A Santa Claus rally, which would begin on Monday, is a very specific event. It is the tendency for the market to rise in the last five trading days of the year and the first two of the New Year. According to the Stock Trader’s Almanac, it is good for an average gain of 1.3% in the S&P since 1950.
What caused the Dow Jones Industrial Average to have its worst week since the financial crisis in 2008, down nearly 7 percent and cause the Nasdaq to close down into bear market territory?
- The Federal Reserve’s rate hike on Wednesday drove the losses this week and investors were hoping for a more dovish tone regarding future rate hikes. Despite the fact that Chairman Powell reduced the projected number rate hikes from three to two and reduced the neutral rate to 2.8% from 3%.
- In my humble opinion, President Trump is partly to blame for the severity of the losses this week due to his criticism of the Fed.
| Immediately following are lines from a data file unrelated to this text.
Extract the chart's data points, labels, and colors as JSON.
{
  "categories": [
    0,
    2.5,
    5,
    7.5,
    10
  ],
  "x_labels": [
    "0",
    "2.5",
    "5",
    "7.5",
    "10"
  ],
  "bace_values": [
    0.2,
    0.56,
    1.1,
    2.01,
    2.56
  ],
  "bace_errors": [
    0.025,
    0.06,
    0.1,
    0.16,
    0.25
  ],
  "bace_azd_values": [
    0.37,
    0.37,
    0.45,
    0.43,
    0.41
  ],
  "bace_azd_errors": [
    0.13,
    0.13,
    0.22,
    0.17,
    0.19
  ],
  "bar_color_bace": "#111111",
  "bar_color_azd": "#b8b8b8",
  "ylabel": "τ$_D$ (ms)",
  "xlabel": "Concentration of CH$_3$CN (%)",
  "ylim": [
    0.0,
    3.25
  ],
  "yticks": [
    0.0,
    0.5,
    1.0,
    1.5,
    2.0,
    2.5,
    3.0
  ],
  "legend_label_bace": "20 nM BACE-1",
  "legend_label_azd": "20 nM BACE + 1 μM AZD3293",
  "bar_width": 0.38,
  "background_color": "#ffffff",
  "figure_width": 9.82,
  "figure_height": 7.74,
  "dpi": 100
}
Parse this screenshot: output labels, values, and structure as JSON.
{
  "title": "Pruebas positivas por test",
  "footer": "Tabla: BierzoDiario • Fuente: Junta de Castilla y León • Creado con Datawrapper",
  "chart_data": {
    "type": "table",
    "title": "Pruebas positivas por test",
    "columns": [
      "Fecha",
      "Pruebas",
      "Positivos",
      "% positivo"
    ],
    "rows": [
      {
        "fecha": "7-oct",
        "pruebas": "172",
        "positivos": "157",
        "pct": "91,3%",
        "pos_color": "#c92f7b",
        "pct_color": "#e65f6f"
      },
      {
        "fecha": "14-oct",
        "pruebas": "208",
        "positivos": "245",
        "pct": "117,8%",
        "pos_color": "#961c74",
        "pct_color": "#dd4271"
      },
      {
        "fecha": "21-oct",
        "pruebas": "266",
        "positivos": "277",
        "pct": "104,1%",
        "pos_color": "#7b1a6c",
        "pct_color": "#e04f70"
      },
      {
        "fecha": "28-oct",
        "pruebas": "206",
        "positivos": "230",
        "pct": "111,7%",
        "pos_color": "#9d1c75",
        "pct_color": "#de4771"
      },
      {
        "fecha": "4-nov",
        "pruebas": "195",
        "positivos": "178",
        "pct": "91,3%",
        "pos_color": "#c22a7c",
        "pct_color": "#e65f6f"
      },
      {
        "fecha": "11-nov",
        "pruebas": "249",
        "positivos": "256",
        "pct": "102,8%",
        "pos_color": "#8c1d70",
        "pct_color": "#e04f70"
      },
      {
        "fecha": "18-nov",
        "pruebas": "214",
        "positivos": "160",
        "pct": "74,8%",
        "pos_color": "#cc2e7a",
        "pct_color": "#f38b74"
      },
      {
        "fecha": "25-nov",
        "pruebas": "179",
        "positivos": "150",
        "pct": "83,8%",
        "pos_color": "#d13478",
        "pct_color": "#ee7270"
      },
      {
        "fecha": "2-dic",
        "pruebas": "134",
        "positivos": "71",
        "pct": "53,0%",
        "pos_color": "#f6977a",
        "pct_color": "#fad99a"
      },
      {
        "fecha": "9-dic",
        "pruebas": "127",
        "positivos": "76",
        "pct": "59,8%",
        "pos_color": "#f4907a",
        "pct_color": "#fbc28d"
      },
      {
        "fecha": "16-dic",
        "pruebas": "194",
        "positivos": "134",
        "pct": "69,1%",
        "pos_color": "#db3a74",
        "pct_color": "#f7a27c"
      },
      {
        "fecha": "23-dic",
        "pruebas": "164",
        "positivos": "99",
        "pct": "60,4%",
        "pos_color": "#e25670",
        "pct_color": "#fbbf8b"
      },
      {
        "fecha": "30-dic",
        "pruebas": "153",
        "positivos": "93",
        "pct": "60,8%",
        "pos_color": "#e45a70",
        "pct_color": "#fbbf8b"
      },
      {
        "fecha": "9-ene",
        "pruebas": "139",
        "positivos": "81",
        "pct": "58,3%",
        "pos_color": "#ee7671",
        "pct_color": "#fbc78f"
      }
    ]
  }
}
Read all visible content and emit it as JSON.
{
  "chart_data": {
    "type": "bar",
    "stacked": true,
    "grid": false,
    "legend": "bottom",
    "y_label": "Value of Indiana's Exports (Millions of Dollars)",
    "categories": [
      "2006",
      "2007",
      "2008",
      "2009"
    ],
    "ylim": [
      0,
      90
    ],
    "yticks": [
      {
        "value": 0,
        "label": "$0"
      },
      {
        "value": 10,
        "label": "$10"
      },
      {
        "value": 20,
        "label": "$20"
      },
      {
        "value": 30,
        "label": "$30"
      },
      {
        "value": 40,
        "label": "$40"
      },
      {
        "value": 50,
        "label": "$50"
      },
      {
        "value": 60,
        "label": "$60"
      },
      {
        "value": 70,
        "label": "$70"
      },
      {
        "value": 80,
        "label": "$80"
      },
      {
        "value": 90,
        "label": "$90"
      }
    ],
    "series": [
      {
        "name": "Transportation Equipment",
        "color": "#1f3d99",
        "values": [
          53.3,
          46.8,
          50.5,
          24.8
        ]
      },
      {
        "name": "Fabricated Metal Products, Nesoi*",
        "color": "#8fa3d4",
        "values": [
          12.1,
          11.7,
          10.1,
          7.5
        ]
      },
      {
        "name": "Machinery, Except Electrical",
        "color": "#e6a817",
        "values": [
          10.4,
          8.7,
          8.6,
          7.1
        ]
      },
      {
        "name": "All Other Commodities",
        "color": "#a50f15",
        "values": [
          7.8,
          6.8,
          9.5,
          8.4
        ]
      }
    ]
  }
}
He backed Powell into a corner and forced him to show that the Fed is an independent institution. (the Fed could have put more emphasis on being data dependent) According to some reports, Trump has also discussed firing Powell privately because of his frustration with stock market losses in recent months.
- In an extensive interview at the White House on Thursday, Trump’s trade adviser, Peter Navarro said that it would be “difficult” for the U.S. and China to arrive at an agreement after the 90-day period of talks unless Beijing was prepared for a full overhaul of its trade and industrial practices.
- Political chaos in Washington with partial government shutdown, sudden withdrawal of troops out of Syria and the resignation of Defensive Secretary Mattis.
Investors are still worried about:
- A slowdown in economic growth as more companies scale back their sales growth and profit outlook for 2019
- Fear that a flat yield curve will invert if the Fed continues to hike short-term interest rates
- The unwinding of the Fed’s balance sheet will reduce the availability of credit for corporations
- The trade war with China will escalate causing more inflation
- More economists are jumping on the recession bandwagon for 2020
- Political chaos in Washington will get even worse when the Democrats take power in January
A dead cat bounce is a possibility in January
A dead cat bounce is a small short-lived recovery from a prolonged decline or a bear market that is followed by the continuation of the down turn. You need nerves of steel to trade a dead cat bounce but for long-term investors it could be a good time to reduce market risk and re-balance your portfolio.